Why, at this very minute, as we sat here in this clean little room, people starved in the great slums of the Eastern world. They starved in Africa. Worldwide, they perished from disease and from disaster. Floods washed away their dwellings; drought shriveled their food and their hopes. The misery of even one country was more than the mind could endure, were it described in even vague detail.

But even if everything I possessed I gave to this endeavor, what would I have accomplished in the final analysis?

How could I even know that modern medicine in a jungle village was better than the old way? How could I know that the education given a jungle child spelt happiness for it? How could I know that any of this was worth the loss of myself? How could I make myself care whether it was or not! That was the horror.

I didn't care. I could weep for any individual soul who suffered, yes, but about sacrificing my life to the nameless millions of the world, I couldn't care! In fact, it filled me with dread, terrible dark dread. It was sad beyond sad. It seemed no life at all. It seemed the very opposite of transcendence.

I shook my head. In a low stammering voice I explained to her why this vision frightened me so much.

"Centuries ago, when I first stood on the little boulevard stage in Paris-when I saw the happy faces, when I heard applause-I felt as if my body and soul had found their destiny;

I felt as if every promise in my birth and childhood had begun its fulfillment at last.

"Oh, there were other actors, worse and better; other singers; other clowns; there have been a million since and a million will come after this moment. But each of us shines with his own inimitable power; each of us comes alive in his own unique and dazzling moment; each of us has his chance to vanquish the others forever in the mind of the beholder, and that is the only kind of accomplishment I can really understand: the kind of accomplishment in which the self-this self, if you will-is utterly whole and triumphant.

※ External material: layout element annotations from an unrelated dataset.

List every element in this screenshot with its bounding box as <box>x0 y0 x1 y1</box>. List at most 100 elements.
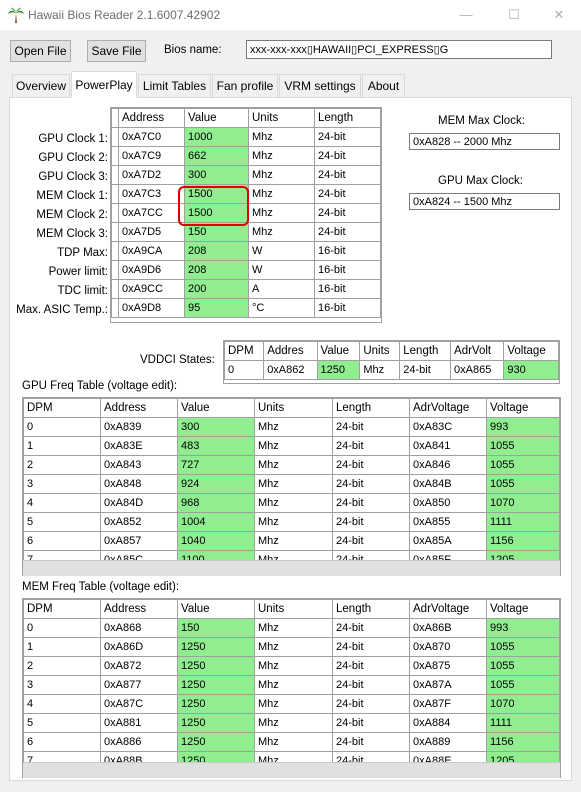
table-cell[interactable]: 0xA886 <box>100 732 178 752</box>
table-cell[interactable]: 24-bit <box>332 493 411 513</box>
vddci-grid[interactable]: DPM Addres Value Units Length AdrVolt Voltage … <box>223 340 560 384</box>
cell-length[interactable]: 24-bit <box>314 165 381 185</box>
row-header-cell[interactable] <box>111 222 119 242</box>
table-cell[interactable]: 24-bit <box>332 531 411 551</box>
vddci-cell[interactable]: 930 <box>503 360 559 380</box>
powerplay-grid[interactable]: Address Value Units Length 0xA7C0 1000 Mhz… <box>110 107 382 323</box>
table-cell[interactable]: 24-bit <box>332 618 411 638</box>
table-cell[interactable]: 1156 <box>486 732 560 752</box>
cell-value[interactable]: 662 <box>184 146 249 166</box>
table-row[interactable]: 0 0xA868 150 Mhz 24-bit 0xA86B 993 <box>23 618 560 638</box>
table-cell[interactable]: 0xA872 <box>100 656 178 676</box>
table-cell[interactable]: 0xA875 <box>409 656 488 676</box>
gpu-max-clock-field[interactable]: 0xA824 -- 1500 Mhz <box>409 193 560 210</box>
table-cell[interactable]: 1250 <box>177 713 255 733</box>
vddci-cell[interactable]: Mhz <box>359 360 401 380</box>
table-cell[interactable]: 1250 <box>177 694 255 714</box>
row-header-cell[interactable] <box>111 165 119 185</box>
table-cell[interactable]: Mhz <box>253 531 334 551</box>
table-cell[interactable]: 1055 <box>486 436 560 456</box>
tab-powerplay[interactable]: PowerPlay <box>71 71 137 98</box>
table-cell[interactable]: 0xA85A <box>409 531 488 551</box>
table-row[interactable]: 5 0xA852 1004 Mhz 24-bit 0xA855 1111 <box>23 512 560 532</box>
table-cell[interactable]: 1055 <box>486 656 560 676</box>
powerplay-row[interactable]: 0xA7D2 300 Mhz 24-bit <box>111 165 381 185</box>
gpu-freq-grid[interactable]: DPM Address Value Units Length AdrVoltage Volt… <box>22 397 561 576</box>
vddci-cell[interactable]: 0xA862 <box>263 360 318 380</box>
vddci-cell[interactable]: 24-bit <box>399 360 452 380</box>
table-cell[interactable]: 1055 <box>486 637 560 657</box>
table-cell[interactable]: 1055 <box>486 675 560 695</box>
table-cell[interactable]: Mhz <box>253 455 334 475</box>
table-cell[interactable]: 6 <box>23 732 101 752</box>
cell-address[interactable]: 0xA9D6 <box>118 260 185 280</box>
table-cell[interactable]: 0xA881 <box>100 713 178 733</box>
table-cell[interactable]: 1004 <box>177 512 255 532</box>
table-cell[interactable]: 24-bit <box>332 637 411 657</box>
table-cell[interactable]: 0xA84D <box>100 493 178 513</box>
table-cell[interactable]: 0xA884 <box>409 713 488 733</box>
cell-length[interactable]: 16-bit <box>314 260 381 280</box>
table-cell[interactable]: Mhz <box>253 656 334 676</box>
table-row[interactable]: 4 0xA87C 1250 Mhz 24-bit 0xA87F 1070 <box>23 694 560 714</box>
table-cell[interactable]: 3 <box>23 675 101 695</box>
table-row[interactable]: 2 0xA843 727 Mhz 24-bit 0xA846 1055 <box>23 455 560 475</box>
table-row[interactable]: 4 0xA84D 968 Mhz 24-bit 0xA850 1070 <box>23 493 560 513</box>
table-cell[interactable]: 1250 <box>177 656 255 676</box>
cell-value[interactable]: 150 <box>184 222 249 242</box>
cell-address[interactable]: 0xA7C0 <box>118 127 185 147</box>
close-icon[interactable]: ✕ <box>553 7 565 22</box>
table-cell[interactable]: 0xA846 <box>409 455 488 475</box>
table-row[interactable]: 6 0xA886 1250 Mhz 24-bit 0xA889 1156 <box>23 732 560 752</box>
table-cell[interactable]: Mhz <box>253 713 334 733</box>
table-cell[interactable]: 0xA839 <box>100 417 178 437</box>
table-cell[interactable]: 24-bit <box>332 417 411 437</box>
table-cell[interactable]: 2 <box>23 455 101 475</box>
cell-units[interactable]: Mhz <box>248 165 315 185</box>
table-cell[interactable]: 150 <box>177 618 255 638</box>
mem-max-clock-field[interactable]: 0xA828 -- 2000 Mhz <box>409 133 560 150</box>
table-cell[interactable]: Mhz <box>253 637 334 657</box>
tab-limit-tables[interactable]: Limit Tables <box>138 74 211 97</box>
table-cell[interactable]: Mhz <box>253 732 334 752</box>
powerplay-row[interactable]: 0xA7D5 150 Mhz 24-bit <box>111 222 381 242</box>
table-cell[interactable]: 1040 <box>177 531 255 551</box>
row-header-cell[interactable] <box>111 184 119 204</box>
table-cell[interactable]: 6 <box>23 531 101 551</box>
cell-length[interactable]: 16-bit <box>314 279 381 299</box>
tab-overview[interactable]: Overview <box>12 74 70 97</box>
table-row[interactable]: 3 0xA877 1250 Mhz 24-bit 0xA87A 1055 <box>23 675 560 695</box>
table-cell[interactable]: 483 <box>177 436 255 456</box>
table-cell[interactable]: 2 <box>23 656 101 676</box>
table-cell[interactable]: 24-bit <box>332 455 411 475</box>
cell-address[interactable]: 0xA9CC <box>118 279 185 299</box>
table-cell[interactable]: 24-bit <box>332 713 411 733</box>
row-header-cell[interactable] <box>111 241 119 261</box>
table-cell[interactable]: 24-bit <box>332 474 411 494</box>
table-cell[interactable]: Mhz <box>253 512 334 532</box>
cell-length[interactable]: 24-bit <box>314 203 381 223</box>
row-header-cell[interactable] <box>111 298 119 318</box>
powerplay-row[interactable]: 0xA9CC 200 A 16-bit <box>111 279 381 299</box>
table-row[interactable]: 0 0xA839 300 Mhz 24-bit 0xA83C 993 <box>23 417 560 437</box>
cell-length[interactable]: 16-bit <box>314 298 381 318</box>
cell-length[interactable]: 24-bit <box>314 127 381 147</box>
cell-address[interactable]: 0xA7C3 <box>118 184 185 204</box>
cell-address[interactable]: 0xA9D8 <box>118 298 185 318</box>
cell-units[interactable]: Mhz <box>248 127 315 147</box>
table-row[interactable]: 1 0xA86D 1250 Mhz 24-bit 0xA870 1055 <box>23 637 560 657</box>
table-cell[interactable]: 0xA86B <box>409 618 488 638</box>
cell-value[interactable]: 300 <box>184 165 249 185</box>
table-cell[interactable]: 1156 <box>486 531 560 551</box>
row-header-cell[interactable] <box>111 260 119 280</box>
cell-units[interactable]: A <box>248 279 315 299</box>
cell-units[interactable]: Mhz <box>248 222 315 242</box>
cell-units[interactable]: W <box>248 241 315 261</box>
table-cell[interactable]: 5 <box>23 713 101 733</box>
table-cell[interactable]: 0xA877 <box>100 675 178 695</box>
table-cell[interactable]: 924 <box>177 474 255 494</box>
table-cell[interactable]: 1250 <box>177 732 255 752</box>
table-row[interactable]: 1 0xA83E 483 Mhz 24-bit 0xA841 1055 <box>23 436 560 456</box>
cell-length[interactable]: 16-bit <box>314 241 381 261</box>
cell-length[interactable]: 24-bit <box>314 146 381 166</box>
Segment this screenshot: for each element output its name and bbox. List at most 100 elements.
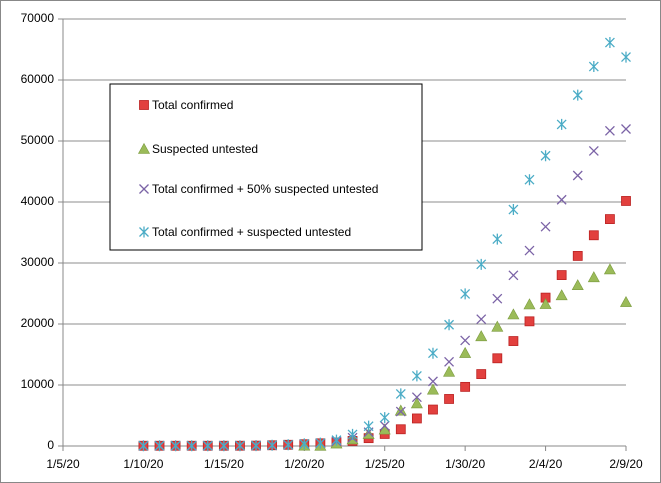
marker-square: [588, 230, 599, 241]
y-tick-label: 0: [47, 438, 54, 452]
marker-star: [379, 412, 390, 424]
marker-star: [524, 174, 535, 186]
marker-star: [604, 37, 615, 49]
marker-square: [395, 424, 406, 435]
marker-triangle: [410, 397, 423, 409]
marker-star: [170, 440, 181, 452]
y-tick-label: 60000: [21, 72, 55, 86]
marker-star: [428, 347, 438, 359]
marker-x: [476, 314, 487, 325]
marker-star: [460, 288, 471, 300]
marker-triangle: [587, 271, 600, 283]
marker-triangle: [394, 404, 407, 416]
marker-star: [138, 440, 149, 452]
x-tick-label: 2/9/20: [609, 457, 643, 471]
marker-square: [492, 353, 503, 364]
marker-x: [508, 270, 519, 281]
marker-square: [460, 381, 471, 392]
y-tick-label: 20000: [21, 316, 55, 330]
y-tick-label: 10000: [21, 377, 55, 391]
marker-star: [363, 420, 374, 432]
marker-x: [492, 293, 503, 304]
marker-x: [428, 376, 438, 387]
marker-triangle: [443, 365, 456, 377]
legend-label: Total confirmed + 50% suspected untested: [152, 182, 378, 196]
marker-x: [379, 420, 390, 431]
marker-square: [572, 251, 583, 261]
legend-label: Suspected untested: [152, 142, 258, 156]
marker-triangle: [137, 142, 151, 154]
marker-square: [621, 196, 631, 206]
marker-star: [315, 437, 326, 449]
x-tick-label: 1/10/20: [123, 457, 163, 471]
marker-x: [524, 245, 535, 256]
marker-x: [540, 221, 551, 232]
marker-star: [621, 51, 631, 63]
marker-star: [283, 439, 294, 451]
marker-star: [476, 258, 487, 270]
marker-x: [621, 124, 631, 134]
marker-star: [154, 440, 165, 452]
marker-triangle: [426, 383, 439, 395]
marker-star: [508, 204, 519, 216]
marker-star: [556, 118, 567, 130]
marker-x: [460, 335, 471, 346]
x-tick-label: 1/30/20: [445, 457, 485, 471]
marker-triangle: [475, 330, 488, 342]
marker-x: [588, 145, 599, 156]
legend-box: [109, 83, 423, 251]
marker-triangle: [507, 308, 520, 320]
marker-triangle: [459, 346, 472, 358]
marker-star: [299, 438, 310, 450]
marker-star: [267, 439, 278, 451]
x-tick-label: 1/20/20: [284, 457, 324, 471]
x-tick-label: 2/4/20: [529, 457, 563, 471]
marker-x: [395, 406, 406, 417]
marker-star: [186, 440, 197, 452]
marker-x: [572, 170, 583, 181]
x-tick-label: 1/15/20: [204, 457, 244, 471]
marker-triangle: [539, 297, 552, 309]
marker-triangle: [491, 320, 504, 332]
marker-x: [139, 184, 149, 194]
marker-square: [605, 214, 615, 224]
marker-triangle: [603, 263, 616, 275]
marker-star: [588, 61, 599, 73]
marker-square: [444, 394, 454, 404]
marker-triangle: [555, 289, 568, 301]
marker-square: [411, 413, 422, 424]
y-tick-label: 30000: [21, 255, 55, 269]
marker-star: [218, 440, 229, 452]
marker-star: [251, 440, 261, 452]
marker-square: [524, 316, 535, 327]
marker-triangle: [362, 427, 375, 439]
marker-star: [572, 89, 583, 101]
marker-square: [556, 270, 567, 280]
marker-star: [444, 319, 455, 331]
marker-square: [476, 369, 487, 379]
marker-x: [556, 194, 567, 205]
marker-star: [395, 388, 406, 400]
marker-star: [234, 440, 245, 452]
marker-square: [428, 404, 438, 415]
marker-x: [444, 356, 455, 367]
y-tick-label: 70000: [21, 11, 55, 25]
marker-star: [492, 233, 503, 245]
x-tick-label: 1/25/20: [365, 457, 405, 471]
y-tick-label: 50000: [21, 133, 55, 147]
marker-triangle: [619, 295, 633, 307]
legend-label: Total confirmed: [152, 98, 233, 112]
legend-label: Total confirmed + suspected untested: [152, 225, 351, 239]
marker-star: [347, 428, 358, 440]
marker-star: [411, 370, 422, 382]
marker-triangle: [571, 279, 584, 291]
y-tick-label: 40000: [21, 194, 55, 208]
marker-x: [604, 125, 615, 136]
marker-star: [139, 226, 149, 238]
x-tick-label: 1/5/20: [46, 457, 80, 471]
marker-star: [202, 440, 213, 452]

"Yes, I could have been a saint, you are right, but I would have had to found a religious order or lead an army into battle; I would have had to work miracles of such scope that the whole world would have been brought to its knees. I am one who must dare even if I'm wrong-completely wrong. Gretchen, God gave me an individual soul and I cannot bury it."

I was amazed to see that she was still smiling at me, softly and unquestioningly, and that her face was full of calm wonder.

"Better to reign in hell," she asked carefully, "than to serve in heaven?"

"Oh, no. I would make heaven on earth if I could. But I must raise my voice; I must shine; and I must reach for the very ecstasy that you've denied-the very intensity from which you fled! That to me is transcendence! When I made Claudia, blundering error that it was-yes, it was transcendence. When I made Gabrielle, wicked as it seemed, yes, it was transcendence. It was a single, powerful, and horrifying act, which wrung from me all my unique power and daring. They shall not die, I said, yes, perhaps the very words you use to the village children.